Царь Алексей Михайлович появлялся перед народом в особо торжественные дни в тяжеловесном одеянии и в сопровождении многочисленной свиты из бояр и сотен стрельцов. Его сын щеголял в сопровождении денщика в удобной для работы одежде, дотошно проверяя строительство в столице, или мог часами расспрашивать заезжего шкипера.
Отец принимал послов, торжественно восседая на троне, задавая при этом пару банальных вопросов о здоровье государя. Его сын лишь изредка соблюдал посольский обряд, он его утомлял своим сложным церемониалом. Петр мог принимать посла в токарной мастерской или вести деловые разговоры во время пирушки или свадебного торжества. Ему были чужды чопорность и стесненность этикета.
Одним словом, перед изумленными подданными в России и не менее изумленной Европой предстал царь, ни на кого не походивший. Сознанием людей того времени прочно владела мысль о том, что Бог – царь небесный, а царь – земной Бог. Неземное существо, облеченное властью Божественным промыслом, вдруг наряду с подданными стало заниматься земными делами: тесать бревна, тянуть лямку бомбардира, выбивать дробь, как заправский барабанщик, появляться в семье рядового гвардейца, чтобы стать крестным отцом новорожденного, рубить головы стрельцам или выковывать полосу железа на металлургическом заводе.
Этим занятиям, а их число можно увеличить многократно, царь придавал воспитательное значение, о чем сам однажды сказал волонтеру И. И. Неплюеву, сдававшему экзамены после возвращения из-за границы.

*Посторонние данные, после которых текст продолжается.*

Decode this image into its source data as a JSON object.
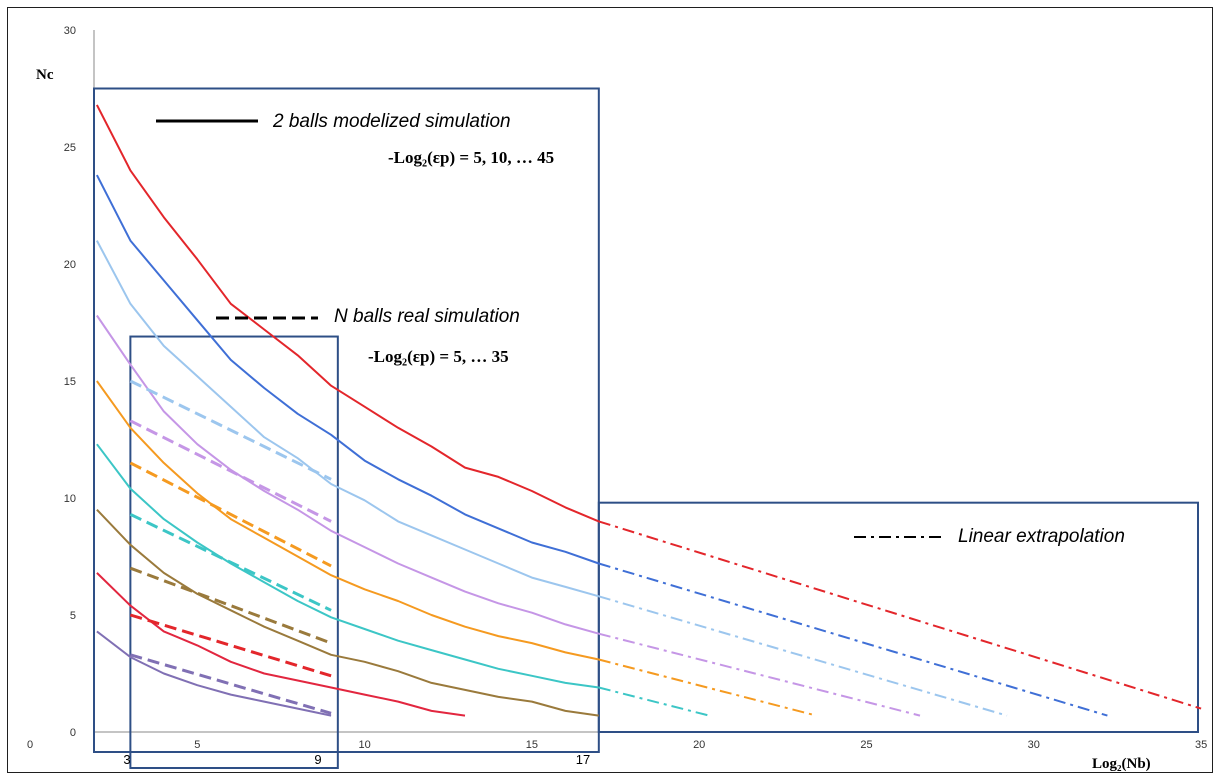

Показывая натруженные руки, Петр произнес: «Я и царь, а руки в мозолях». Манеру поведения Петра отметил и Пушкин: «Он… на троне вечный был работник».
Откуда у Петра все эти качества, как проходило становление его личности, рискнувшей пойти наперекор старине и внести свежую струю в затхлую атмосферу кремлевского дворца? Возникает и другой вопрос: откуда мог взяться такой царь, умевший находить общий язык и с изощренными в хитросплетениях дипломатами, и с коронованными особами других государств, и с учеными с мировым именем, и с вельможами, кичившимися своими предками, и с худородными выскочками, с плотниками, корабельными мастерами, снисходить до которых считалось зазорным.
Ответить на поставленные вопросы, опираясь на какие-либо источники, практически невозможно – таких источников в природе нет: мы не знаем педагогических воззрений воспитателей Петра и его матери. Думается, что эти беспрецедентные качества приобретались Петром не благодаря системе воспитания, а вопреки ей.
Дело в том, что Петра не готовили к занятию престола – он мог стать всего лишь третьеочередным претендентом на трон: согласно обычаю, царский скипетр после смерти Алексея Михайловича должен был получить его старший сын Федор, а за ним – следующий сын Иван, и только после него приходил черед Петра. Никто, разумеется, не мог предусмотреть ни недолговечности Федора Алексеевича, ни дебильности Ивана Алексеевича, ни того, что волею случая трон нежданно скоро займет Петр. Сказанное отразилось и на воспитании, и на обучении малолетнего Петра – он не получил даже того минимума знаний, которым довольствовались царевны, только в шестнадцать лет Петр усвоил четыре действия арифметики.